To improve the convergence of the genetic algorithm, an additional penalty operator can be introduced to penalize equivalent individuals during the optimization process. Equivalent individuals receive a specific penalty added to their objective function, promoting greater diversity within the population. In our study, we also conducted tests on penalizing similar individuals to increase diversity; however, this penalty did not contribute to faster convergence of the optimization process.

5. Conclusions

This paper presented a novel approach to topology optimization that integrates a parameterized level set function with genetic algorithms, demonstrating promising capabilities in identifying global optima for complex structures. The use of B-spline surfaces not only reduces the number of optimization variables but also enhances the efficiency of the genetic algorithm, yielding high-quality solutions.

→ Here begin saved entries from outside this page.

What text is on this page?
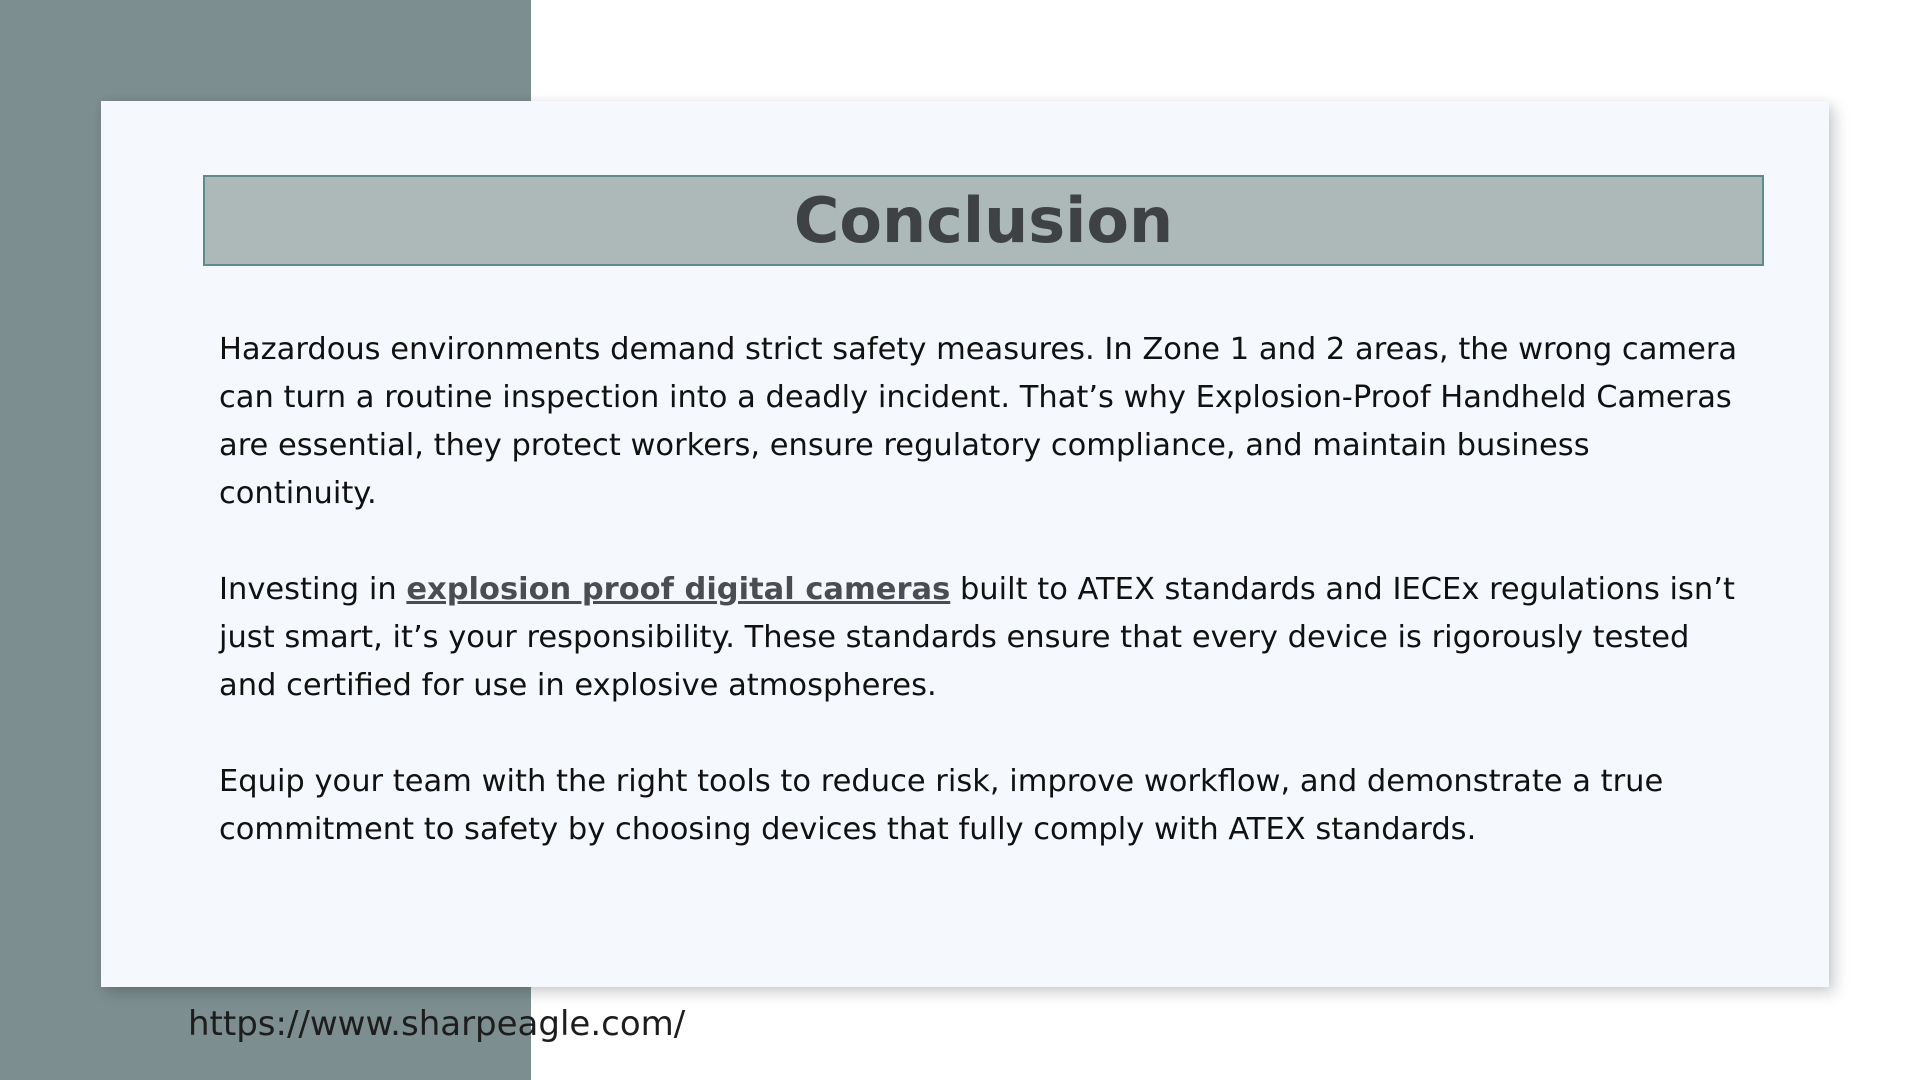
Conclusion

Hazardous environments demand strict safety measures. In Zone 1 and 2 areas, the wrong camera can turn a routine inspection into a deadly incident. That’s why Explosion-Proof Handheld Cameras are essential, they protect workers, ensure regulatory compliance, and maintain business continuity.

Investing in explosion proof digital cameras built to ATEX standards and IECEx regulations isn’t just smart, it’s your responsibility. These standards ensure that every device is rigorously tested and certified for use in explosive atmospheres.

Equip your team with the right tools to reduce risk, improve workflow, and demonstrate a true commitment to safety by choosing devices that fully comply with ATEX standards.

https://www.sharpeagle.com/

While various penalty operators were investigated to improve convergence and sensitivity, the proposed set of operators proved effective in achieving convergence and generating high-quality solutions. When combined with the extended objective function, this method demonstrated significant potential for enhancing topology optimization processes. However, challenges remain, particularly regarding the computational costs associated with complex structures and large variable sets.

Furthermore, integrating machine learning and deep learning methods could further enhance the optimization process and scalability. Expanding the applicability of the method to 3D problems also represents a significant area for future exploration.

The proposed topology optimization method plays a crucial role in providing effective initial solutions for existing procedures such as SIMP, ESO, and LS, where selecting appropriate initial conditions is vital for achieving convergence.